Management Highlights Excellent Visibility; Backlog Should Move Higher During a series of meetings held on December 11 in New York, Comverse management underlined that current business trends remain robust. We were especially encouraged to hear CEO Kobi Alexander confirm that the company has excellent visibility on orders through at least the first half of 1Q99, ending in April. Comverse closed 3Q98 with a record backlog level of around $155 million and we contend that this level is likely to rise again in 4Q98, ending in January. We maintain that our revenue and earnings forecasts for 4Q98 of $189 million and $0.63 remain conservative.
New Services Could Add to Growth Rate Looking into FY99, we are especially excited about the flow of new systems and services Comverse will be rolling out to its customer base. Following a highly successful trial with a major U.S. wireless operator, Comverse is poised to launch its "one touch" call return service for general availability. In addition, management revealed that it now has won 10 customers for its systems that enable operators to offer prepaid wireless services. We believe Comverse is likely to emerge as a major player in this fast growing market in which Ericsson is currently the market leader. Other important new services that are likely to gain momentum in FY99 include caller assistant, voice dialing and short text messaging. We maintain that the new services could move from the current level of 10% of total Network Systems sales (versus 90% traditional voicemail) to as much as 15%-20% in FY99. These new services should help Comverse continue to outpace the growth of the overall global enhanced services and messaging industry, which we estimate to be expanding at around 20%-25% and which should reach around $1.5 billion in FY98.

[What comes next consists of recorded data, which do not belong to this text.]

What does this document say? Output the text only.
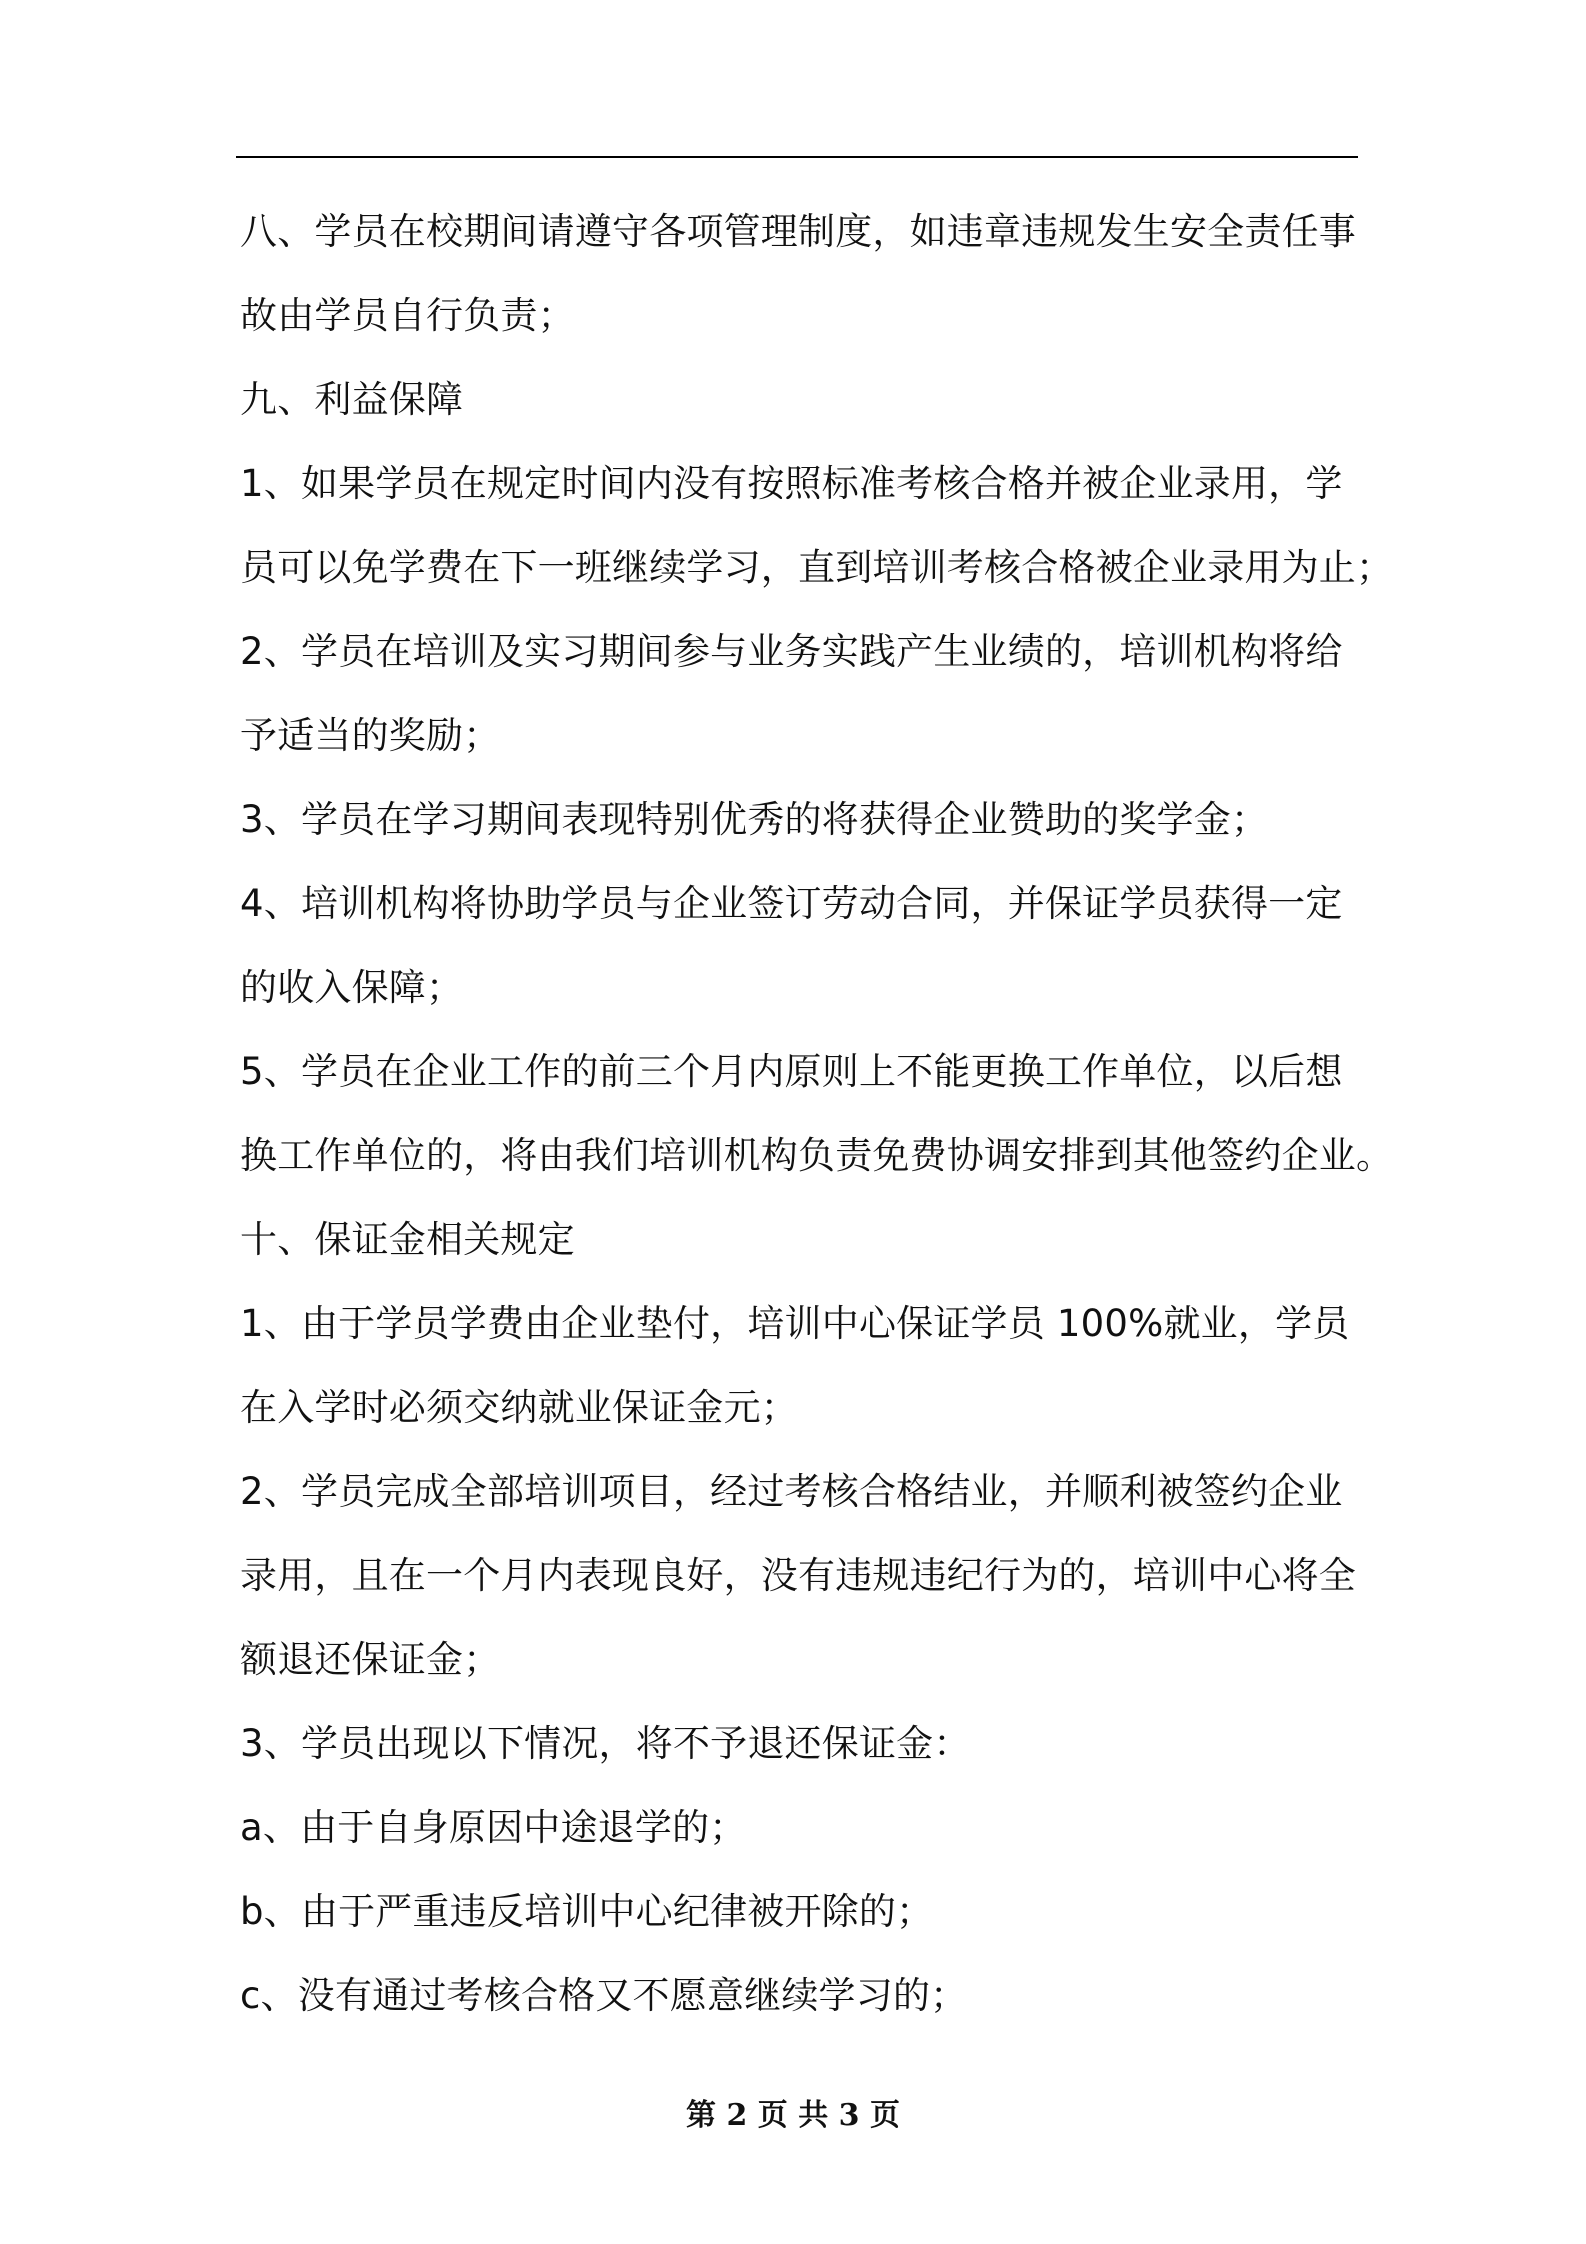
八、学员在校期间请遵守各项管理制度，如违章违规发生安全责任事
故由学员自行负责；
九、利益保障
1、如果学员在规定时间内没有按照标准考核合格并被企业录用，学
员可以免学费在下一班继续学习，直到培训考核合格被企业录用为止；
2、学员在培训及实习期间参与业务实践产生业绩的，培训机构将给
予适当的奖励；
3、学员在学习期间表现特别优秀的将获得企业赞助的奖学金；
4、培训机构将协助学员与企业签订劳动合同，并保证学员获得一定
的收入保障；
5、学员在企业工作的前三个月内原则上不能更换工作单位，以后想
换工作单位的，将由我们培训机构负责免费协调安排到其他签约企业。
十、保证金相关规定
1、由于学员学费由企业垫付，培训中心保证学员 100%就业，学员
在入学时必须交纳就业保证金元；
2、学员完成全部培训项目，经过考核合格结业，并顺利被签约企业
录用，且在一个月内表现良好，没有违规违纪行为的，培训中心将全
额退还保证金；
3、学员出现以下情况，将不予退还保证金：
a、由于自身原因中途退学的；
b、由于严重违反培训中心纪律被开除的；
c、没有通过考核合格又不愿意继续学习的；
第 2 页 共 3 页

Margins May Continue to Improve Due to New Services, Installed Base, Pricing Environment The rollout of these new services (which are often highly software intensive) is one factor that may position Comverse to continue to see its gross margins trend upwards. We have modeled gross margins of 60.2% for each of the quarters FY99 -- in line with the level recorded in 3Q98. However, gross margins have trended upward throughout FY98 and we believe the launch of these new offerings, combined with the increased level of sales to Comverse's installed base, may help extend this pattern. In 3Q98 sales to existing customers accounted for around 70% of revenues, up from approximately 66% in 2Q98. Management also commented that the current pricing environment in the messaging industry remains fairly benevolent.
Competitive Positioning (Versus Octel/Lucent and Others) Appears Strong Management's presentations appeared to confirm our own checks, which indicate that that Comverse is continuing to strengthen its competitive positioning in the messaging industry. We believe Comverse should be able to maintain its current win rate of over 50% in greenfield bids in 1999 and we think the company should be able to continue to hold around 40% market share. We have been encouraged by Comverse's success in competing with the new IMA platform from Octel (which is now a division of Lucent). While investors have expressed some concern regarding the potential impact of the long awaited launch of a new platform by Octel, we believe Comverse is comfortably holding its ground against the IMA. It also appears that the systems may not be fully featured with services such as "one touch return" until 2Q99. We believe Octel's market share is approximately 20%-25% while Unisys holds around 12%-15%. We expect some of the smaller vendors to continue to cede share to Comverse and Octel in 1999. We note, however, the Intervoice (INTV - $321/8; NR) is one player in this sector that has demonstrated strengthening momentum in recent weeks, racking up a number of significant order wins.